Era encarregado de almoxarifado de um grande depósito de mercadorias e trabalhava prá valer.

— Gosto de trabalhar, confidenciou ao genro, seu único amigo e ouvinte. — Mas a Mundinha é duro de aguentar. Ora pois, não tem um dia sem reclamações.

Quando casou com Margarida, a única filha de Manuel e Raimunda, Juvenal concordou em morar próximo à casa dos sogros.

— Mamãe não pode passar o dia inteiro sozinha. Vai ficar muito solitária, disse.

E alugou uma casinha ao lado da casa do sogro e da sogra.

Ao voltar da padaria, seu Manoel já tinha saído, pedalando sua bicicleta. Entrou para dizer um “bom dia” à sogra. Ela o recebeu já com a corda toda:

— Ta vendo? O Manuel está cada vez mais sonso! Demora a se aprontar e acabou se esquecendo a marmita.

— Pode deixar, dona Mundinha, que na hora do almoço, eu levo a marmita prá ele.

— Eu devia deixar ele sem o almoço, prá ele aprender...!

Na hora do almoço, Juvenal pegou a marmita e levou para o sogro. O depósito de mercadorias ficava do outro lado da cidade, por isso o velho levava a marmita, pois mesmo usando a bicicleta, não tinha tempo para almoçar em casa.

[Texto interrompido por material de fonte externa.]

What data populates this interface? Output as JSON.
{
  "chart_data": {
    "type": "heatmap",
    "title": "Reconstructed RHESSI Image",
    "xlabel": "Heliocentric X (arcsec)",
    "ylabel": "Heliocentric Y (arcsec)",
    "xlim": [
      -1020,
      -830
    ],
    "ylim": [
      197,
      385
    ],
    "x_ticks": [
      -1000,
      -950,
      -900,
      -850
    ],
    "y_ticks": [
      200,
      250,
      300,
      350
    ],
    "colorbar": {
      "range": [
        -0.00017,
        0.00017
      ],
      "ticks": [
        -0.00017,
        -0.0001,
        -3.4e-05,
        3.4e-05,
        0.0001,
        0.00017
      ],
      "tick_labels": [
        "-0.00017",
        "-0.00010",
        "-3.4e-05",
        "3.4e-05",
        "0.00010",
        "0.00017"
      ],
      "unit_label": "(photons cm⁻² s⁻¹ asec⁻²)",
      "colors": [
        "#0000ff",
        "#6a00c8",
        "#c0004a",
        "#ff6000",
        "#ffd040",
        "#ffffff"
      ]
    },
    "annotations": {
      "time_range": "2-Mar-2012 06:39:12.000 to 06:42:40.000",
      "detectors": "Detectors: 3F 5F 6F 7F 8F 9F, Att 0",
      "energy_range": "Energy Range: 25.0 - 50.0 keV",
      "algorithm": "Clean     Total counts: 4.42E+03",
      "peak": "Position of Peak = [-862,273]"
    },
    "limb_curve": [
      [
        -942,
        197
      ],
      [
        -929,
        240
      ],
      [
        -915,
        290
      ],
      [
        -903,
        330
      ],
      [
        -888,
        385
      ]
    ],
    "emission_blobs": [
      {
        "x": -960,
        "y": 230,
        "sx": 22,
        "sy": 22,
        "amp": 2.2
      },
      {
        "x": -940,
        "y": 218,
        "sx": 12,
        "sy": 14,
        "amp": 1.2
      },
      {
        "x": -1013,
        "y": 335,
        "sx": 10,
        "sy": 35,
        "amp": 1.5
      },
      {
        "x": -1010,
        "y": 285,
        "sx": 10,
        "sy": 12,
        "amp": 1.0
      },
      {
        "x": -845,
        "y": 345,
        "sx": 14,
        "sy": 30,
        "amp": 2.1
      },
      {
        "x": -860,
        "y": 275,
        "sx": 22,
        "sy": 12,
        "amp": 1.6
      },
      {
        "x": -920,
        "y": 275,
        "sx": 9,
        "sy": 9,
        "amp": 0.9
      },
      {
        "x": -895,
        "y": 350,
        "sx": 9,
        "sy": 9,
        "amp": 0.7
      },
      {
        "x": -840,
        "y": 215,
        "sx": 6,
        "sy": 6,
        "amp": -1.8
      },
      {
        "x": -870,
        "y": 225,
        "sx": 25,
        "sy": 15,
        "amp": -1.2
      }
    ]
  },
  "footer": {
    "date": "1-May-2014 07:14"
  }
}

Cuidar da bicicleta era o único lazer do seu Manoel. Mantinha lubrificada, limpa e funcionando muito bem. Nos fins de semana costumava dar longos passeios, pedalando pelas estradas que levavam às fazendas e sítios, ou pela rodovia asfaltada, chegando até as cidades vizinhas, distantes cerca de vinte ou trinta quilômetros de sua casa. Era sua distração e sua fuga do lar, da mulher que não descansava um minuto de desancá-lo. E de tanto pedalar, percorria muitos quilômetros com facilidade.

Joviano encontrou o sogro ainda no trabalho.

— Trouxe o almoço pro senhor, seu Manoel.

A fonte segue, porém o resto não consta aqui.